28 Temmuz 2021 01:00

Tepkimizi göstermeye devam edeceğiz

Farklı yönelimleri "sapkın" olarak nitelendiren ve arkadaşlarımızın haklarını insan haklarından ayırarak direnişi baltalamaya çalışan herkese karşı tepkimizi göstermeye devam edeceğiz.

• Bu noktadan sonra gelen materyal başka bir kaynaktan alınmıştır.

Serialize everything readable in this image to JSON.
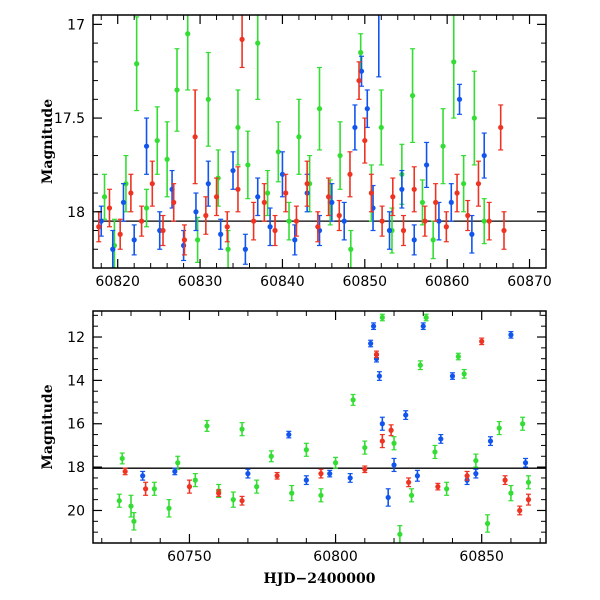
{
  "chart_data": [
    {
      "type": "scatter",
      "panel": "top",
      "title": "",
      "xlabel": "",
      "ylabel": "Magnitude",
      "xlim": [
        60817,
        60872
      ],
      "ylim": [
        18.3,
        16.95
      ],
      "y_inverted": true,
      "grid": false,
      "xticks": [
        60820,
        60830,
        60840,
        60850,
        60860,
        60870
      ],
      "yticks": [
        17,
        17.5,
        18
      ],
      "xtick_labels": [
        "60820",
        "60830",
        "60840",
        "60850",
        "60860",
        "60870"
      ],
      "ytick_labels": [
        "17",
        "17.5",
        "18"
      ],
      "reference_line": {
        "y": 18.05,
        "x_start": 60817,
        "x_end": 60872
      },
      "series": [
        {
          "color": "#33dd33",
          "points": [
            [
              60818.4,
              17.92,
              0.12
            ],
            [
              60819.6,
              18.18,
              0.14
            ],
            [
              60821.0,
              17.85,
              0.15
            ],
            [
              60822.3,
              17.21,
              0.25
            ],
            [
              60823.5,
              17.98,
              0.1
            ],
            [
              60824.8,
              17.62,
              0.18
            ],
            [
              60826.0,
              17.72,
              0.2
            ],
            [
              60827.2,
              17.35,
              0.22
            ],
            [
              60828.5,
              17.05,
              0.3
            ],
            [
              60829.7,
              18.15,
              0.12
            ],
            [
              60831.0,
              17.4,
              0.25
            ],
            [
              60832.2,
              17.82,
              0.15
            ],
            [
              60833.4,
              18.2,
              0.1
            ],
            [
              60834.6,
              17.55,
              0.2
            ],
            [
              60835.8,
              17.75,
              0.18
            ],
            [
              60837.0,
              17.1,
              0.3
            ],
            [
              60838.2,
              17.9,
              0.12
            ],
            [
              60839.5,
              17.68,
              0.16
            ],
            [
              60840.8,
              18.05,
              0.1
            ],
            [
              60842.0,
              17.6,
              0.2
            ],
            [
              60843.3,
              17.85,
              0.15
            ],
            [
              60844.5,
              17.45,
              0.22
            ],
            [
              60845.8,
              17.95,
              0.12
            ],
            [
              60847.0,
              17.7,
              0.18
            ],
            [
              60848.3,
              18.2,
              0.1
            ],
            [
              60849.5,
              17.15,
              0.1
            ],
            [
              60850.8,
              17.9,
              0.15
            ],
            [
              60852.0,
              17.55,
              0.2
            ],
            [
              60853.3,
              18.1,
              0.12
            ],
            [
              60854.5,
              17.8,
              0.16
            ],
            [
              60855.8,
              17.38,
              0.25
            ],
            [
              60857.0,
              17.95,
              0.12
            ],
            [
              60858.3,
              18.15,
              0.1
            ],
            [
              60859.5,
              17.65,
              0.2
            ],
            [
              60860.8,
              17.2,
              0.3
            ],
            [
              60862.0,
              17.85,
              0.15
            ],
            [
              60863.3,
              17.5,
              0.25
            ],
            [
              60864.5,
              18.05,
              0.12
            ]
          ]
        },
        {
          "color": "#1155ee",
          "points": [
            [
              60818.0,
              18.05,
              0.08
            ],
            [
              60819.4,
              18.2,
              0.1
            ],
            [
              60820.7,
              17.95,
              0.1
            ],
            [
              60822.0,
              18.15,
              0.08
            ],
            [
              60823.5,
              17.65,
              0.15
            ],
            [
              60825.1,
              18.1,
              0.1
            ],
            [
              60826.6,
              17.88,
              0.1
            ],
            [
              60828.0,
              18.18,
              0.08
            ],
            [
              60829.5,
              18.0,
              0.1
            ],
            [
              60831.0,
              17.85,
              0.12
            ],
            [
              60832.5,
              18.12,
              0.08
            ],
            [
              60834.0,
              17.78,
              0.1
            ],
            [
              60835.5,
              18.2,
              0.08
            ],
            [
              60837.0,
              17.92,
              0.1
            ],
            [
              60838.5,
              18.08,
              0.1
            ],
            [
              60840.0,
              17.8,
              0.12
            ],
            [
              60841.5,
              18.15,
              0.08
            ],
            [
              60843.0,
              17.9,
              0.1
            ],
            [
              60844.5,
              18.1,
              0.08
            ],
            [
              60846.0,
              17.95,
              0.1
            ],
            [
              60847.5,
              18.05,
              0.1
            ],
            [
              60848.8,
              17.55,
              0.12
            ],
            [
              60849.6,
              17.25,
              0.08
            ],
            [
              60850.3,
              17.45,
              0.1
            ],
            [
              60851.0,
              17.98,
              0.12
            ],
            [
              60851.7,
              16.93,
              0.35
            ],
            [
              60853.0,
              18.1,
              0.1
            ],
            [
              60854.5,
              17.88,
              0.1
            ],
            [
              60856.0,
              18.15,
              0.08
            ],
            [
              60857.5,
              17.75,
              0.12
            ],
            [
              60859.0,
              18.05,
              0.1
            ],
            [
              60860.5,
              17.95,
              0.1
            ],
            [
              60861.5,
              17.4,
              0.08
            ],
            [
              60863.0,
              18.12,
              0.1
            ],
            [
              60864.5,
              17.7,
              0.12
            ]
          ]
        },
        {
          "color": "#ee3322",
          "points": [
            [
              60817.7,
              18.08,
              0.08
            ],
            [
              60819.0,
              17.98,
              0.1
            ],
            [
              60820.3,
              18.12,
              0.08
            ],
            [
              60821.6,
              17.9,
              0.1
            ],
            [
              60822.9,
              18.05,
              0.08
            ],
            [
              60824.2,
              17.85,
              0.12
            ],
            [
              60825.5,
              18.1,
              0.08
            ],
            [
              60826.8,
              17.95,
              0.1
            ],
            [
              60828.1,
              18.15,
              0.08
            ],
            [
              60829.4,
              17.6,
              0.25
            ],
            [
              60830.7,
              18.02,
              0.1
            ],
            [
              60832.0,
              17.92,
              0.1
            ],
            [
              60833.3,
              18.08,
              0.08
            ],
            [
              60834.6,
              17.88,
              0.12
            ],
            [
              60835.1,
              17.08,
              0.15
            ],
            [
              60836.5,
              18.05,
              0.1
            ],
            [
              60837.8,
              17.95,
              0.1
            ],
            [
              60839.1,
              18.1,
              0.08
            ],
            [
              60840.4,
              17.9,
              0.1
            ],
            [
              60841.7,
              18.05,
              0.08
            ],
            [
              60843.0,
              17.85,
              0.12
            ],
            [
              60844.3,
              18.08,
              0.08
            ],
            [
              60845.6,
              17.92,
              0.1
            ],
            [
              60846.9,
              18.02,
              0.08
            ],
            [
              60848.2,
              17.8,
              0.12
            ],
            [
              60849.3,
              17.3,
              0.1
            ],
            [
              60850.0,
              17.62,
              0.12
            ],
            [
              60850.8,
              17.9,
              0.1
            ],
            [
              60852.1,
              18.05,
              0.08
            ],
            [
              60853.4,
              17.92,
              0.1
            ],
            [
              60854.7,
              18.1,
              0.08
            ],
            [
              60856.0,
              17.88,
              0.12
            ],
            [
              60857.3,
              18.05,
              0.08
            ],
            [
              60858.6,
              17.95,
              0.1
            ],
            [
              60859.9,
              18.08,
              0.08
            ],
            [
              60861.2,
              17.9,
              0.1
            ],
            [
              60862.5,
              18.02,
              0.08
            ],
            [
              60863.8,
              17.85,
              0.12
            ],
            [
              60865.1,
              18.05,
              0.1
            ],
            [
              60866.5,
              17.55,
              0.12
            ],
            [
              60866.9,
              18.1,
              0.1
            ]
          ]
        }
      ]
    },
    {
      "type": "scatter",
      "panel": "bottom",
      "title": "",
      "xlabel": "HJD−2400000",
      "ylabel": "Magnitude",
      "xlim": [
        60717,
        60872
      ],
      "ylim": [
        21.5,
        10.8
      ],
      "y_inverted": true,
      "grid": false,
      "xticks": [
        60750,
        60800,
        60850
      ],
      "yticks": [
        12,
        14,
        16,
        18,
        20
      ],
      "xtick_labels": [
        "60750",
        "60800",
        "60850"
      ],
      "ytick_labels": [
        "12",
        "14",
        "16",
        "18",
        "20"
      ],
      "reference_line": {
        "y": 18.05,
        "x_start": 60717,
        "x_end": 60872
      },
      "series": [
        {
          "color": "#33dd33",
          "points": [
            [
              60726,
              19.55,
              0.3
            ],
            [
              60727,
              17.6,
              0.25
            ],
            [
              60730,
              19.8,
              0.5
            ],
            [
              60731,
              20.5,
              0.4
            ],
            [
              60738,
              19.0,
              0.3
            ],
            [
              60743,
              19.9,
              0.4
            ],
            [
              60746,
              17.8,
              0.3
            ],
            [
              60752,
              18.6,
              0.3
            ],
            [
              60756,
              16.1,
              0.25
            ],
            [
              60760,
              19.1,
              0.3
            ],
            [
              60765,
              19.5,
              0.35
            ],
            [
              60768,
              16.25,
              0.3
            ],
            [
              60773,
              18.9,
              0.3
            ],
            [
              60778,
              17.5,
              0.25
            ],
            [
              60785,
              19.2,
              0.35
            ],
            [
              60790,
              17.2,
              0.3
            ],
            [
              60795,
              19.3,
              0.3
            ],
            [
              60800,
              17.8,
              0.25
            ],
            [
              60806,
              14.9,
              0.25
            ],
            [
              60810,
              17.1,
              0.3
            ],
            [
              60816,
              11.1,
              0.15
            ],
            [
              60820,
              16.9,
              0.3
            ],
            [
              60822,
              21.1,
              0.4
            ],
            [
              60826,
              19.3,
              0.3
            ],
            [
              60829,
              13.3,
              0.2
            ],
            [
              60831,
              11.1,
              0.15
            ],
            [
              60834,
              17.3,
              0.3
            ],
            [
              60838,
              19.0,
              0.3
            ],
            [
              60842,
              12.9,
              0.15
            ],
            [
              60844,
              13.7,
              0.2
            ],
            [
              60848,
              17.7,
              0.3
            ],
            [
              60852,
              20.6,
              0.4
            ],
            [
              60856,
              16.2,
              0.3
            ],
            [
              60860,
              19.2,
              0.35
            ],
            [
              60864,
              16.0,
              0.3
            ],
            [
              60866,
              18.7,
              0.3
            ]
          ]
        },
        {
          "color": "#1155ee",
          "points": [
            [
              60734,
              18.4,
              0.2
            ],
            [
              60745,
              18.2,
              0.15
            ],
            [
              60770,
              18.3,
              0.2
            ],
            [
              60784,
              16.5,
              0.15
            ],
            [
              60790,
              18.6,
              0.2
            ],
            [
              60798,
              18.3,
              0.15
            ],
            [
              60805,
              18.5,
              0.2
            ],
            [
              60812,
              12.3,
              0.15
            ],
            [
              60813,
              11.5,
              0.15
            ],
            [
              60814,
              13.0,
              0.15
            ],
            [
              60815,
              13.8,
              0.2
            ],
            [
              60816,
              16.0,
              0.3
            ],
            [
              60818,
              19.4,
              0.4
            ],
            [
              60820,
              17.9,
              0.3
            ],
            [
              60824,
              15.6,
              0.2
            ],
            [
              60828,
              18.4,
              0.25
            ],
            [
              60830,
              11.5,
              0.15
            ],
            [
              60836,
              16.7,
              0.2
            ],
            [
              60840,
              13.8,
              0.15
            ],
            [
              60845,
              18.6,
              0.2
            ],
            [
              60848,
              18.3,
              0.2
            ],
            [
              60853,
              16.8,
              0.2
            ],
            [
              60860,
              11.9,
              0.15
            ],
            [
              60865,
              17.8,
              0.2
            ]
          ]
        },
        {
          "color": "#ee3322",
          "points": [
            [
              60728,
              18.2,
              0.15
            ],
            [
              60735,
              19.0,
              0.3
            ],
            [
              60750,
              18.9,
              0.3
            ],
            [
              60760,
              19.2,
              0.15
            ],
            [
              60768,
              19.55,
              0.2
            ],
            [
              60780,
              18.4,
              0.15
            ],
            [
              60795,
              18.3,
              0.2
            ],
            [
              60810,
              18.1,
              0.15
            ],
            [
              60814,
              12.8,
              0.15
            ],
            [
              60816,
              16.8,
              0.3
            ],
            [
              60819,
              16.3,
              0.25
            ],
            [
              60825,
              18.7,
              0.2
            ],
            [
              60835,
              18.9,
              0.15
            ],
            [
              60845,
              18.4,
              0.2
            ],
            [
              60850,
              12.2,
              0.15
            ],
            [
              60858,
              18.6,
              0.2
            ],
            [
              60863,
              20.0,
              0.2
            ],
            [
              60866,
              19.5,
              0.25
            ]
          ]
        }
      ]
    }
  ]
}
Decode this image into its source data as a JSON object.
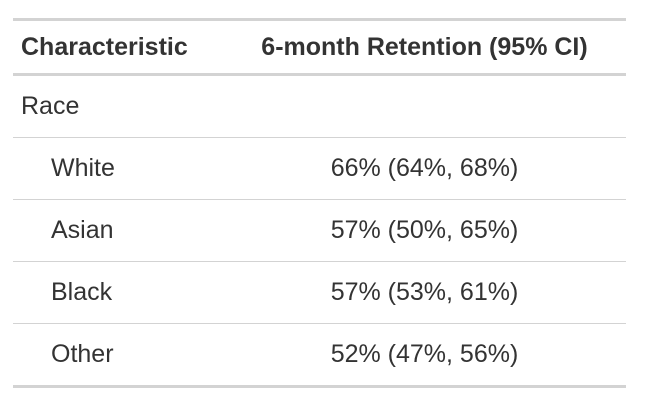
{
  "header": {
    "characteristic": "Characteristic",
    "retention": "6-month Retention (95% CI)"
  },
  "rows": [
    {
      "label": "Race",
      "value": ""
    },
    {
      "label": "White",
      "value": "66% (64%, 68%)"
    },
    {
      "label": "Asian",
      "value": "57% (50%, 65%)"
    },
    {
      "label": "Black",
      "value": "57% (53%, 61%)"
    },
    {
      "label": "Other",
      "value": "52% (47%, 56%)"
    }
  ],
  "colors": {
    "text": "#333333",
    "rule": "#d3d3d3"
  }
}
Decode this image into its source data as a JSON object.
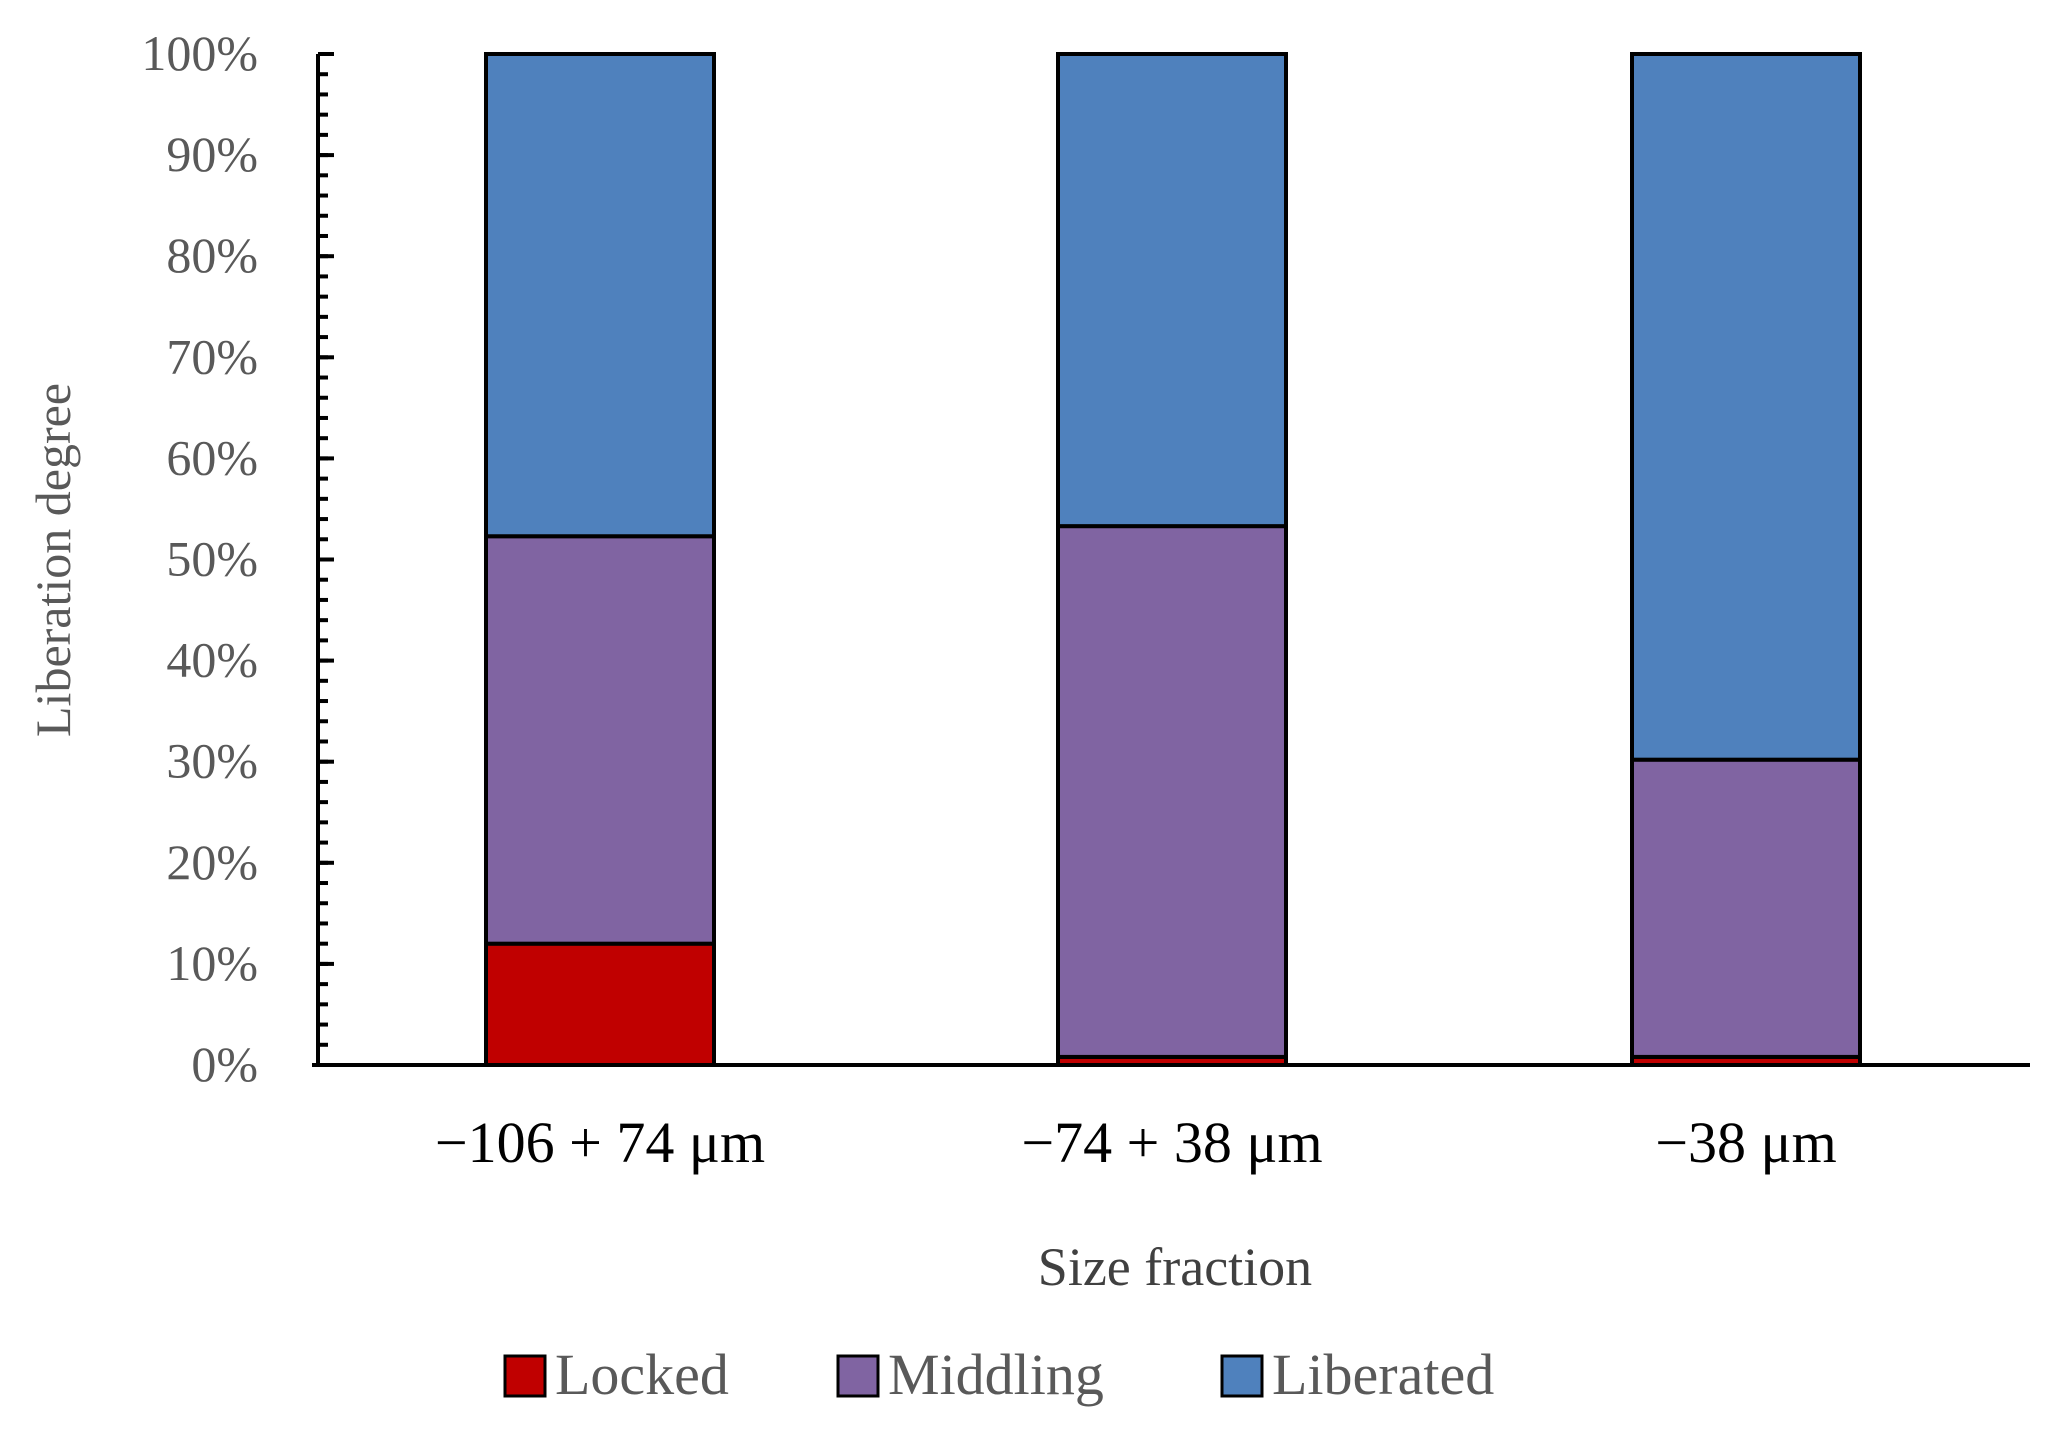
{
  "chart_data": {
    "type": "bar",
    "stacked": true,
    "title": "",
    "xlabel": "Size fraction",
    "ylabel": "Liberation degree",
    "categories": [
      "−106 + 74 μm",
      "−74 + 38 μm",
      "−38 μm"
    ],
    "series": [
      {
        "name": "Locked",
        "color": "#C00000",
        "values": [
          12,
          0.8,
          0.8
        ]
      },
      {
        "name": "Middling",
        "color": "#8064A2",
        "values": [
          40.3,
          52.5,
          29.4
        ]
      },
      {
        "name": "Liberated",
        "color": "#4F81BD",
        "values": [
          47.7,
          46.7,
          69.8
        ]
      }
    ],
    "ylim": [
      0,
      100
    ],
    "yticks": [
      0,
      10,
      20,
      30,
      40,
      50,
      60,
      70,
      80,
      90,
      100
    ],
    "ytick_labels": [
      "0%",
      "10%",
      "20%",
      "30%",
      "40%",
      "50%",
      "60%",
      "70%",
      "80%",
      "90%",
      "100%"
    ],
    "grid": false,
    "legend_position": "bottom"
  }
}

Fotoğraf: Eylem Nazlıer/Evrensel

Paylaş

Yaren BÜYÜKDOĞANAY

İstanbul Üniversitesi

Boğaziçi Üniversitesi öğrencilerinin demokratik haklarına ve seçim özgürlüklerine vurulan bir darbe idi Melih Bulu'nun atanması. 2 Ocak 2021 tarihinde Cumhurbaşkanlığı Kararnamesi ile Türkiye'nin en prestijli üniversitelerinden birinin başına geçirildi Melih Bulu. Bu noktada eski AKP Milletvekili adayı olması da kendisinin eğitimci kişiliği veya kariyer başarısından ziyade koltuğuna hangi "nitelikleri" göz önünde bulundurularak oturtulduğunun bir nevi ispatı idi. Ama Bulu, öğrenciler ve haklı mücadelelerinde yanlarında olan binlerce insan tarafından kabul görmedi. Mehmet Özkan'dan sonra Boğaziçi Üniversitesine seçilmeden, talimat ile atanan ikinci rektör idi kendisi. İradeleri yok sayılan öğrenciler yaşadıkları topraklara ihanet etme ile suçlandılar, darp edilerek gözaltına alındılar, rızaları haricinde çıplak aramaya zorlandılar ancak intihal suçu dahi bulunan kayyum Rektör Bulu, bir sonraki talimatını alana dek koltuğundan ayrılmadı. Bana kalırsa, Naci İnci’nin vekaleten rektörlük görevine getirilmesi de bir çeşit gözdağı verilmek istendiğinin kanıtıdır. “Henüz kazanılmış bir zaferiniz yok” mesajı verilmeye çalışıldığı, kendisinin icraatlarından anlaşılmaktadır. Öyle ki, sevk edildiği koltuğuna geçer geçmez öğrencilerin ve akademisyenlerin protestolarını fotoğraflayan Can Candan'ın derslerine son vermiştir.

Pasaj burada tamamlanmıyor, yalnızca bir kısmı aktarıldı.